Cloudera Data Platform support#

Use the Starburst Hive connector to query Cloudera Data Platform (CDP) version 7.1 or higher.

Note

The Cloudera Data Platform support requires a valid Starburst Enterprise license.

Requirements#

The Starburst Hive connector can query the Cloudera Data Platform (CDP), available as version 7.x. It also supports the predecessor Cloudera Distributed Hadoop (CDH) platform, available in versions 5.x and 6.x. Support and compatibility vary based on the version you use, and is detailed in the following table:

CDP/CDH and SEP compatibility matrix#

Cloudera version

356-e

350-e

345-e

338-e

CDP 7

Yes

Yes

Yes

Yes

CDH 6.x

Yes

Yes

Yes

Yes

CDH 5.13+

Yes

Yes

Yes

Yes

CDH 5.12 and lower

No

No

No

No

The following details apply for CDH 6.x users:

  • reading tables and data files created by CDH 6.x is supported

  • transactional table usage is not supported

  • CDH 6.x Hive cannot read ORC files created by SEP, due to the behavior of the included Hive version

  • using the included Apache Sentry is not supported

The following details apply for CDH 5.x users:

  • reading tables and data files created by CDH 5.x is supported

  • transactional table usage is not supported

Configuration#

  • Edit your catalog properties file using the Hive connector

  • Set the metastore to use thrift-cdp7 when using CDP 7, and thrift for older versions.

  • Configure the URI to point to your Hive metastore Thrift service

connector.name=hive
hive.metastore=thrift-cdp7
hive.metastore.uri=thrift://cdp-master:9083

SQL support#

Reading data#

CDP support includes read operations on the following tables:

  • compacted tables

  • bucketed tables

  • partitioned tables

  • unpartitioned tables

The following file formats can be read:

  • Avro

  • CSV

  • ORC ACID

  • Parquet

  • RCFile

Writing data#

Write operations, such as CREATE TABLE AS or CREATE VIEW and others, are generally supported.

Write operations, such as INSERT, DELETE and UPDATE, on ORC ACID tables are not supported.

Performance#

Hive metastore and statistics#

The CDP support includes the improved thrift-cdp7 Hive metastore support.
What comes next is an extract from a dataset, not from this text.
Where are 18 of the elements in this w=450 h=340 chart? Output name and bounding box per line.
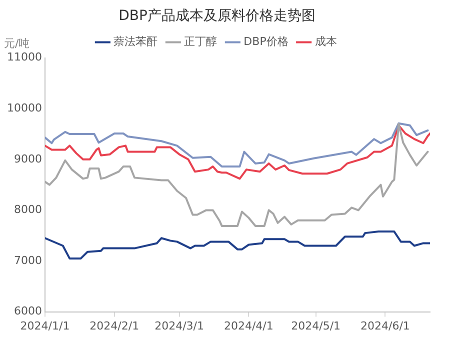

It supports the metastore thrift communication protocol regarding table statistics management implemented by CDP.

This supports separate handling of a variety of statistics for SEP:

  • Column statistics

  • Partition statistics

  • Table statistics

All statistics handling, when using CDP, is performed by the Hive connector and the thrift-cdp7 Hive metastore, and is therefore identical to standard Hive connector usage.